The income gap between male and female barristers has increased over the last 20 years, new Bar Council figures have shown.
A separate release of data has shown has barristers working in criminal law suffered more financial hardship than any other area of practice as a result of Covid.
Last year, Bar Council research revealed “shocking discrepancies” in income – in all but two of the 30 practice areas analysed, female barristers received a lower proportion of the gross fee income than their representation in the field.
The new analysis looked back over 20 years and found that, since 2000, male barristers’ average income has jumped from a little over £50,000 to £90,000. But for women, it has gone from around £31,000 to £53,000.
The growing disparity occurred both in areas of practice where there was already a big gap – in commercial and financial services, for example, female barristers in 2000 earned on average 49% less than men, and it was 57% in 2020 – and in areas where it was small.
In employment, the gap between male and female earnings has increased from 8% in 2000 to 16%.
However, the reverse was true in practice areas where women dominate.

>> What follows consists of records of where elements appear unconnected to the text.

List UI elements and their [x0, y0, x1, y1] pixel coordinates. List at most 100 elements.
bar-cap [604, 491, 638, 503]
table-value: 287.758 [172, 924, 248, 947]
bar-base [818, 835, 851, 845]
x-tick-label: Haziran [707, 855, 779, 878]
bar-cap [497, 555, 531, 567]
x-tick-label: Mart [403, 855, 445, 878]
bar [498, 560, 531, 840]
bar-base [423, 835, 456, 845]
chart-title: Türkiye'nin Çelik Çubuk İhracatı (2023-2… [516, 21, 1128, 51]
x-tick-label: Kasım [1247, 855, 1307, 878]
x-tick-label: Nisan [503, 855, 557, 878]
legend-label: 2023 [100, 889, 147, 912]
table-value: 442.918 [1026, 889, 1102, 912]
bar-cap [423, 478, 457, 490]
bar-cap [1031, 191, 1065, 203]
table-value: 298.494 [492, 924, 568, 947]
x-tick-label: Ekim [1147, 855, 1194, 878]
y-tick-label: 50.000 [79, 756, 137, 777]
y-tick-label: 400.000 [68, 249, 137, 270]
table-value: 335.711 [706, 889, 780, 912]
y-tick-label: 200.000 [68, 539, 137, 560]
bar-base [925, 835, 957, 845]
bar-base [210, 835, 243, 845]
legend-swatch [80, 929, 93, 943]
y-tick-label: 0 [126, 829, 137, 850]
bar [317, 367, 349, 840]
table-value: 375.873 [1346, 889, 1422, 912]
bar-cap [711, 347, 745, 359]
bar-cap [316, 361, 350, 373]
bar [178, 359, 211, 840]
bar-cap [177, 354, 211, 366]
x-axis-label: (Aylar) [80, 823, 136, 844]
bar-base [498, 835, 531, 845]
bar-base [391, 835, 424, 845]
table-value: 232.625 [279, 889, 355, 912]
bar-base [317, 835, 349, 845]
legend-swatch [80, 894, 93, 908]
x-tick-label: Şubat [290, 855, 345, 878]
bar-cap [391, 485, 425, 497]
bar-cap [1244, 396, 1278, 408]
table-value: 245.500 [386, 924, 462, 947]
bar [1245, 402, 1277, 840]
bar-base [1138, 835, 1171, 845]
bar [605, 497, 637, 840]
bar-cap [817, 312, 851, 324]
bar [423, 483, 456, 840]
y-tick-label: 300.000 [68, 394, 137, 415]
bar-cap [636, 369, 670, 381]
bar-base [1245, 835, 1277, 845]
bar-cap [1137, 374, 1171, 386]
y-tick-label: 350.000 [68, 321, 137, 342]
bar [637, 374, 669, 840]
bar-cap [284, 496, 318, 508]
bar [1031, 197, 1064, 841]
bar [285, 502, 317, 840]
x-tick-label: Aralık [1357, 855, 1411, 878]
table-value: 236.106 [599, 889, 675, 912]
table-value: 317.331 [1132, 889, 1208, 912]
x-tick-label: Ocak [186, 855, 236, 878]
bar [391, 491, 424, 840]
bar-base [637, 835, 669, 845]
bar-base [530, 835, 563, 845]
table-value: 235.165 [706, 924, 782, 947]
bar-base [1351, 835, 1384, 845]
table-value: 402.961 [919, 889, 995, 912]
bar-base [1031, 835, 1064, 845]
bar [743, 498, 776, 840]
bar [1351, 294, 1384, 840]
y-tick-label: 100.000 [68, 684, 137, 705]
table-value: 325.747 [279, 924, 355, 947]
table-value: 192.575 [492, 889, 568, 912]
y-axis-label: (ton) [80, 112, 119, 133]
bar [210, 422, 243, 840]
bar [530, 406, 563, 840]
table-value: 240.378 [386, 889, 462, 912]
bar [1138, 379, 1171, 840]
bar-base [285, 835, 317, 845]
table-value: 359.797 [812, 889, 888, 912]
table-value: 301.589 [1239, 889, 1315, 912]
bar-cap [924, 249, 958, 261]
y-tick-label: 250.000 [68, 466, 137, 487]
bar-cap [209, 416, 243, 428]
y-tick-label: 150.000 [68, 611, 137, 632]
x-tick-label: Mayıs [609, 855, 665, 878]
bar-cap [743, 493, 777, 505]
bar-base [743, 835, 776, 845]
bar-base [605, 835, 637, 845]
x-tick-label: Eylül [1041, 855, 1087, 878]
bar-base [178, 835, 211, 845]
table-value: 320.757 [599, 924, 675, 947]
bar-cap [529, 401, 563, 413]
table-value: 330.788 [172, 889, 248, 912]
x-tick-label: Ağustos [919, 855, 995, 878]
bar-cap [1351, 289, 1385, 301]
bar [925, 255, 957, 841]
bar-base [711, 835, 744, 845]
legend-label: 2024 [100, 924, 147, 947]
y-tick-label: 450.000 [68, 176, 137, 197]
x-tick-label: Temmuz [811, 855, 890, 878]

Some six in 10 family barristers handling children work were women in 2020 and the income gap has shrunk from 21% to 4%.
“These figures demonstrate that, although we are making progress in representation of women at the Bar, we have a long way to go to achieve equality,” the report concluded.
“It’s worrying that the gap between men and women is getting wider. Women have accounted for half of all new pupils for 20 years now, so we have to ask difficult questions about why so many leave and why men continue to out-earn women.”
The Bar Council’s Modernising the Bar programme began in 2019 and is aiming to effect change on the distribution of work, along with issuing practice management guidance, using mentoring more, running the Bar Council leadership programme, and taking measures to tackle discrimination and inappropriate behaviours.
The research also showed that, over the 20 years, criminal law barristers have seen a real-terms decrease in income.
Adjusted for inflation, male criminal barristers have seen a 33% decrease in earnings since their peak of £150,000 in 2006. The pay gap has narrowed somewhat over the two decades from 51% to 38%.
To make matters worse, separate research showed that criminal barristers were the most likely to report a negative impact from the pandemic (80%) than any other practice area.
The survey of 3,479 barristers on the impact of Covid formed part of the latest Barristers’ working lives survey conducted by the Bar Council, which also highlighted the extent of bullying, harassment and discrimination at the Bar.
Just under one in three barristers (30%) reported that the pandemic had a positive impact on their practice/work overall, but 63% said it had a negative impact.
Again there are stark differences by practice area: family barristers were neutral overall about the impact of the pandemic, but 53% of criminal barristers felt it had a significant negative impact on their practice/work overall, and a further 27% said it had a small negative impact.
Barristers in personal injury/professional negligence were the next most likely to report negative impacts of the pandemic.
Some 28% of barristers of all stripes experienced financial hardship, but this rose to 51% of criminal barristers. Barristers in commercial and chancery (14%) and employed barristers (10%) were least likely to suffer this way.
Approaching half of Asian barristers (44%) said they had suffered financial hardship, compared to 30% of Black barristers and 26% of White barristers.
Employed barristers fared far better than those in chambers or sole practitioners.
Asked whether there was anything about their practice of working patterns they would like to change in the future, the most popular choice of those wanting change was more remote working (60%), followed by more flexible working (42%).
Two-thirds of male barristers felt that work was distributed fairly, compared with only half of female barristers.
White barristers were most likely to feel that work was distributed fairly (62%), compared to 40% of Asian barristers and only 30% of Black barristers.